Naprzeciwko siebie stanęli ochroniarze, robotnicy, mieszkańcy okolicznych wsi i milicja. W ruch poszły myśliwskie strzelby, pałki i broń gładkolufowa. W bitwie o produkujące koniak zakłady "Tawria" na południu Ukrainy rannych zostało 39 osób, a 169 trafiło do aresztów.
Do starć w Nowej Kachowce w obwodzie chersońskim doszło w czwartek wieczorem przy próbie przejęcia "Tawrii", która jest jednym z największych producentów alkoholu na Ukrainie. Według świadka wydarzeń, cytowanego przez agencję Interfax-Ukraina, rannych przewożonych do szpitali było tak wielu, że brakowało karetek pogotowia.
Zakłady "Tawria" są przedmiotem sporu między urzędującym dyrektorem, a grupą większościowych udziałowców. W czwartek wieczorem wynajęta przez nich grupa ochroniarzy próbowała wtargnąć do przedsiębiorstwa, by przejąć nad nim kontrolę i usunąć obecnego dyrektora.

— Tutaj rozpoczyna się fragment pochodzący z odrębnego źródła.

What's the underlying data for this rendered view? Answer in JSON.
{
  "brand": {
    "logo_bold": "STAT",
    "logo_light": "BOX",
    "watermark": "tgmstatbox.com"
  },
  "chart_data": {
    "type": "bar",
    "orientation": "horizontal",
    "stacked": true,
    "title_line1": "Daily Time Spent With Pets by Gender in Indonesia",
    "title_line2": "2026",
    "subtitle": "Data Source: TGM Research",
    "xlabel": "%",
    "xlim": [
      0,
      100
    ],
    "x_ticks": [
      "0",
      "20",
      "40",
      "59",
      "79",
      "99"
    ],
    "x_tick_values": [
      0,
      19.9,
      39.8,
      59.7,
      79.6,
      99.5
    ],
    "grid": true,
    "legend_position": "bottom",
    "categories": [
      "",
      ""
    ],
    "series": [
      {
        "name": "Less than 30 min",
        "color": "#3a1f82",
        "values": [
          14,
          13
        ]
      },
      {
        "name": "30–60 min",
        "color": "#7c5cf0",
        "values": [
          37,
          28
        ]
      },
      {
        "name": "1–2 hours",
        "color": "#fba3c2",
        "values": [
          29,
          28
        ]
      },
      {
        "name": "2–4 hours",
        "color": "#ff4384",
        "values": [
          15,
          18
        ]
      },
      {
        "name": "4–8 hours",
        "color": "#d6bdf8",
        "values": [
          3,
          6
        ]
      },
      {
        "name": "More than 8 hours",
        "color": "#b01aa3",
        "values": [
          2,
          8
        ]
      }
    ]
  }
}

Ochroniarze przyjechali autobusami
Jak poinformowała przedstawicielka dyrekcji "Tawrii" Ludmiła Nadtoczy, ochroniarzy było ok. 150. Przyjechali na miejsce trzema autobusami.
- Najpierw rozbili bramę wjazdową, a następnie wjechali na teren fabryki. Ubrani w stroje maskujące i hełmy starali się wtargnąć do pomieszczeń fabrycznych. Była strzelanina, użyto gazu łzawiącego. Są ranni - relacjonowała Nadtoczy agencji Interfax-Ukraina.
W odpowiedzi na atak firmy ochroniarskiej z okien zakładów zaczęły padać strzały. Cytowany przez Interfax-Ukraina świadek stwierdził, iż oddawano je z broni myśliwskiej, prawdopodobnie naładowanej śrutem.
Na odsiecz przybywają traktory
Odgłosy strzelaniny zaalarmowały pracowników przedsiębiorstwa, którzy porzucili swe stanowiska i wyszli na główny plac firmy. Było ich około tysiąca. Z okolicznych wsi, gdzie uprawiane są winogrona, przyjechały traktory.
Kiedy ludzie i maszyny otoczyły ochroniarzy, na miejscu pojawiła się milicja i jednostki specjalne.
Skonfliktowane grupy zostały rozdzielone, co uchroniło napastników przed samosądem ze strony robotników. Jak zapewniła wcześniej rzeczniczka ukraińskiego MSW Inna Kysil, sytuacja w zakładach znajduje się pod kontrolą władz.
Niegroźnie ranni
Ranni trafili do szpitali. Jak zapewnia ukraiński minister spraw wewnętrznych Jurij Łucenko, większość z nich nie ma poważniejszych obrażeń; zostali hospitalizowani z ranami ciętymi i potłuczeniami. Wśród nich jest dwóch milicjantów, którzy ucierpieli wskutek wystrzałów z broni na gumowe kule.